Why does it matter? Senolytics, an emerging and “highly anticipated” field, focuses on senescent cells — “malfunctioning cells that accumulate with aging and in organs affected by chronic diseases,” according to the Mayo Clinic. “Senescent cells can remain in the body and contribute to multiple diseases as well as features of aging, ranging from heart disease to frailty, dementias, osteoporosis, diabetes, and kidney, liver, and lung diseases.” James Kirkland, the senior author of a new paper published in EBioMedicine, said that earlier trials in mice showed that senolytics could “delay, prevent, or treat multiple diseases and increase health and independence during remaining years of life.”
How does it work? With the earlier mouse trials, the proof was in the pictures, according to the Guardian: Mayo released photos of two elderly mice, one of which had been treated with senolytics and looked a heck of a lot younger than its wizened counterpart. The new clinical study, which involved patients with diabetes-related kidney disease, was aimed to demonstrating that senolytics can safely be used in humans to clear senescent cells from the body; more work is needed, but it’s “a significant step forward for translation of senolytic therapies,” said the National Institute of Aging’s Ronald Kohanski.

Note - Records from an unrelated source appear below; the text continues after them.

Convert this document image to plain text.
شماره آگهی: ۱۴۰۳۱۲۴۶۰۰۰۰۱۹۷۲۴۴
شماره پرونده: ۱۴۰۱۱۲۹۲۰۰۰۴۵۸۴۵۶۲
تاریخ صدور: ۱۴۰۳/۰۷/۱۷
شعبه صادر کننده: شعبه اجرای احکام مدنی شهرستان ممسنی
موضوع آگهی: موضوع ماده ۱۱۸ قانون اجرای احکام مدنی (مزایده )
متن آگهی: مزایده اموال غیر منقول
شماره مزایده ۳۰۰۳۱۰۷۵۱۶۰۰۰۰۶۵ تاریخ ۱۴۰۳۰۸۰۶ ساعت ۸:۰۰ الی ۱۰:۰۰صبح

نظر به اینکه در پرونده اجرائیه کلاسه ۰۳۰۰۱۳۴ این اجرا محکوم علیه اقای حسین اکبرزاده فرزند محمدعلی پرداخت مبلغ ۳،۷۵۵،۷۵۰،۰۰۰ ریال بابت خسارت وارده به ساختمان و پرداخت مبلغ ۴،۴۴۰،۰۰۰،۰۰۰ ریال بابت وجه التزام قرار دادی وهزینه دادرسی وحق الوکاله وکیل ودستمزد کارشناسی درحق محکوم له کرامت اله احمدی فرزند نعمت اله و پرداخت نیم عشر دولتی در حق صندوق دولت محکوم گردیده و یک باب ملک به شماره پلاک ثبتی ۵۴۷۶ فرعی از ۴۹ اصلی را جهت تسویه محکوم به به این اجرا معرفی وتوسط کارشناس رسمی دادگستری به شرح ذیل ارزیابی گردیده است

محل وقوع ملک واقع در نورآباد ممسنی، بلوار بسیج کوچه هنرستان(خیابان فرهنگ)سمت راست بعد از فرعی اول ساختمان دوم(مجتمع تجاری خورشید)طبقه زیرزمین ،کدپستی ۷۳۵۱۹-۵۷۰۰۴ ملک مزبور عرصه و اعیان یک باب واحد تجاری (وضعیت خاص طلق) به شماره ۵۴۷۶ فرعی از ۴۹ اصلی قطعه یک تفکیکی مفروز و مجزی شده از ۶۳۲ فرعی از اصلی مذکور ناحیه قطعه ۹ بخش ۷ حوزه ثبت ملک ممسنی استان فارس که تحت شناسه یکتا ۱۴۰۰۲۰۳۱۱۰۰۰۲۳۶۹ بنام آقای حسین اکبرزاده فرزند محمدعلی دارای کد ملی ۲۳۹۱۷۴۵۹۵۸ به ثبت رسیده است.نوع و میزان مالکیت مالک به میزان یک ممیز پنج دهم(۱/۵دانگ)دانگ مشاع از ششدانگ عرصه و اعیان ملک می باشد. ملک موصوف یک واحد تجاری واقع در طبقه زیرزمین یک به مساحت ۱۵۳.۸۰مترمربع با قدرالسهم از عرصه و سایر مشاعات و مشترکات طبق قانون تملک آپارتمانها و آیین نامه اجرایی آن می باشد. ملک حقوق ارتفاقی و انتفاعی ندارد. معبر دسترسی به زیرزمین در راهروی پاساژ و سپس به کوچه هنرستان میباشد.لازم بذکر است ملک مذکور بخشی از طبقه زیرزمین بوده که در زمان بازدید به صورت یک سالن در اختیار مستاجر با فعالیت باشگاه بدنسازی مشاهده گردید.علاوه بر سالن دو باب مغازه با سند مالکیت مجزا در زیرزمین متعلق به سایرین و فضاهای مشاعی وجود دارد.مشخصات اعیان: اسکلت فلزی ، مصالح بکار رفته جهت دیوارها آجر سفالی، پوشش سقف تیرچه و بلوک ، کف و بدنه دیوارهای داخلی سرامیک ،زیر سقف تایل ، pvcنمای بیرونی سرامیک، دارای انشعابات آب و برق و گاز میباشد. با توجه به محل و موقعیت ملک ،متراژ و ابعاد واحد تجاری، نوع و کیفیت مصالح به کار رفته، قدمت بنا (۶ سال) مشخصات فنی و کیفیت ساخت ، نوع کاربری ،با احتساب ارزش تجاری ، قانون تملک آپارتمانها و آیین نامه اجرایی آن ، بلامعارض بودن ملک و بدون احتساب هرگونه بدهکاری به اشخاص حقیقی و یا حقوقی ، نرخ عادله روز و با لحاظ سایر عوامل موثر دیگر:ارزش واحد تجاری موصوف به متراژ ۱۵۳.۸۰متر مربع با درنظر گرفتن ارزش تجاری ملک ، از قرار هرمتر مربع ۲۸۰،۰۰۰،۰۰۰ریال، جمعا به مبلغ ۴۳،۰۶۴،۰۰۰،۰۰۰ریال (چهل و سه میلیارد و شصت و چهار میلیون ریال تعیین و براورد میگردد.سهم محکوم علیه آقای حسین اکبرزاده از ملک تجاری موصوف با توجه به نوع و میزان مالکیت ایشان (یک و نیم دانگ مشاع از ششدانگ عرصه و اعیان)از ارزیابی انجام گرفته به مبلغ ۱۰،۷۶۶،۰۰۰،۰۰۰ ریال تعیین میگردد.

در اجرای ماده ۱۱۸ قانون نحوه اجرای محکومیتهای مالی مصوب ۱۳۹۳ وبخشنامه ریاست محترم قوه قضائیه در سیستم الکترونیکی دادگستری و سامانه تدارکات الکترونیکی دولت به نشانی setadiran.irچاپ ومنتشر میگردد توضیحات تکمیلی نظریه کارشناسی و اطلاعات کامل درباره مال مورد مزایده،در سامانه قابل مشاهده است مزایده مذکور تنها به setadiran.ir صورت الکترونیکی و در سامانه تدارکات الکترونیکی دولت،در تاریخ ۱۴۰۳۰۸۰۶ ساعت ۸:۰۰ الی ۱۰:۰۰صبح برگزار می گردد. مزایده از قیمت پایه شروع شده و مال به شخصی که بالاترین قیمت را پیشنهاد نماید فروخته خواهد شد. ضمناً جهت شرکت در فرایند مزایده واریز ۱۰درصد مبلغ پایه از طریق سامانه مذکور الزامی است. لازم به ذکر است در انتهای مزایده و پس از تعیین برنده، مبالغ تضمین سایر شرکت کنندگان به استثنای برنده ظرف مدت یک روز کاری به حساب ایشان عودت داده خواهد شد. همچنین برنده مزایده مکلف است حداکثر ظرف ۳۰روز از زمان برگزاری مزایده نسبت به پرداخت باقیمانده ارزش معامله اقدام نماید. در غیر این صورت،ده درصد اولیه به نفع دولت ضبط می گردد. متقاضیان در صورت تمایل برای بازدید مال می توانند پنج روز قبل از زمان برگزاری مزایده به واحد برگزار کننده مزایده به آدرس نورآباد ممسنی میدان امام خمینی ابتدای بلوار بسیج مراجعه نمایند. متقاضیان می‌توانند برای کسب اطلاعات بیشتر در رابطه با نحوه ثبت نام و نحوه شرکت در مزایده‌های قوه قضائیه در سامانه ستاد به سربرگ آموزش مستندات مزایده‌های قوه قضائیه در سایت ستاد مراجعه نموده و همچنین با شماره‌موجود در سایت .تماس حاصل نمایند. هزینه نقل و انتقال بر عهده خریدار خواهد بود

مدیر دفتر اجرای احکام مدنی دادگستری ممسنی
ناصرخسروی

What is it? Researchers at Georgia Tech and Northwestern University created a robot made of smaller 3D-printed robots — locomotive components called smarticles, for “smart active particles.”

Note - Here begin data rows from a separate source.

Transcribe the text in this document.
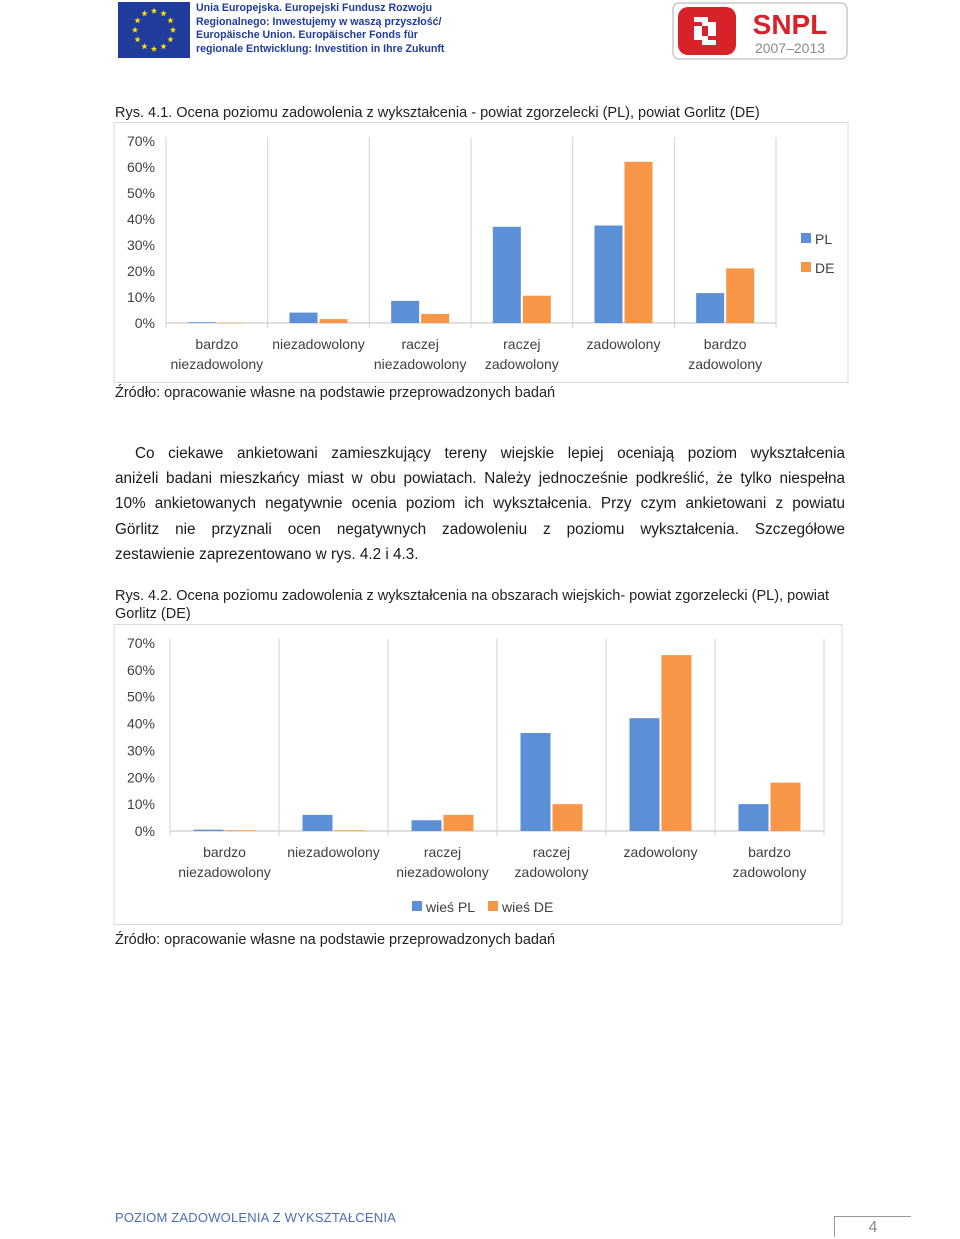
Unia Europejska. Europejski Fundusz Rozwoju
Regionalnego: Inwestujemy w waszą przyszłość/
Europäische Union. Europäischer Fonds für
regionale Entwicklung: Investition in Ihre Zukunft
SNPL
2007–2013
Rys. 4.1. Ocena poziomu zadowolenia z wykształcenia - powiat zgorzelecki (PL), powiat Gorlitz (DE)
70%
60%
50%
40%
30%
20%
10%
0%
bardzo
niezadowolony
niezadowolony	raczej
niezadowolony
raczej
zadowolony
zadowolony	bardzo
zadowolony
PL
DE
Źródło: opracowanie własne na podstawie przeprowadzonych badań
Co ciekawe ankietowani zamieszkujący tereny wiejskie lepiej oceniają poziom wykształcenia
aniżeli badani mieszkańcy miast w obu powiatach. Należy jednocześnie podkreślić, że tylko niespełna
10% ankietowanych negatywnie ocenia poziom ich wykształcenia. Przy czym ankietowani z powiatu
Görlitz nie przyznali ocen negatywnych zadowoleniu z poziomu wykształcenia. Szczegółowe
zestawienie zaprezentowano w rys. 4.2 i 4.3.
Rys. 4.2. Ocena poziomu zadowolenia z wykształcenia na obszarach wiejskich- powiat zgorzelecki (PL), powiat
Gorlitz (DE)
70%
60%
50%
40%
30%
20%
10%
0%
bardzo
niezadowolony
niezadowolony	raczej
niezadowolony
raczej
zadowolony
zadowolony	bardzo
zadowolony
wieś PL wieś DE
Źródło: opracowanie własne na podstawie przeprowadzonych badań
POZIOM ZADOWOLENIA Z WYKSZTAŁCENIA
4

Why does it matter? Typical robots require many components designed to fit just so, with complex motor and battery systems to make all the parts work together; the researchers’ vision of a simpler system could signal a new paradigm in robotics, particularly small robotics. “These are very rudimentary robots whose behavior is dominated by mechanics and the laws of physics,” said Georgia Tech physics professor Dan Goldman. “We are not looking to put sophisticated control, sensing, and computation on them all. As robots become smaller and smaller, we’ll have to use mechanics and physics principles to control them because they won’t have the level of computation and sensing we would need for conventional control.”
How does it work? The smarticles do only one thing: They flap their tiny arms back and forth. But more than one smarticle together, confined in a circle, can form a system that moves by itself, called a “supersmarticle,” and that could be directed by light or sound stimulus enough to successfully navigate a maze. The researchers described their smarticle accelerator in a paper in Science Robotics.
What is it? Researchers from Aalto University and VTT Technical Research Centre of Finland took cues from wood and spider silk to create a new bio-based material that could “rival plastic,” combining strength and extensibility — that is, stretchiness.
Why does it matter? The material has many possible uses as a replacement for plastic, according to a release from Aalto University, including “in medical applications, surgical fibres, the textile industry and packaging.” But it’s also biodegradable — unlike plastic — and wouldn’t lead to the mounting ecological damage caused by microplastics.
How does it work? Taking their cue from nature, the researchers combined wood cellulose fibers with a silk protein found in spider webs, explained VTT’s Pezhman Mohammadi: “We used birch tree pulp, broke it down to cellulose nanofibrils and aligned them into a stiff scaffold. At the same time, we infiltrated the cellulosic network with a soft and energy dissipating spider silk adhesive matrix.” The silk protein was produced in the lab from synthetic DNA. The bio-material is described further in Science Advances.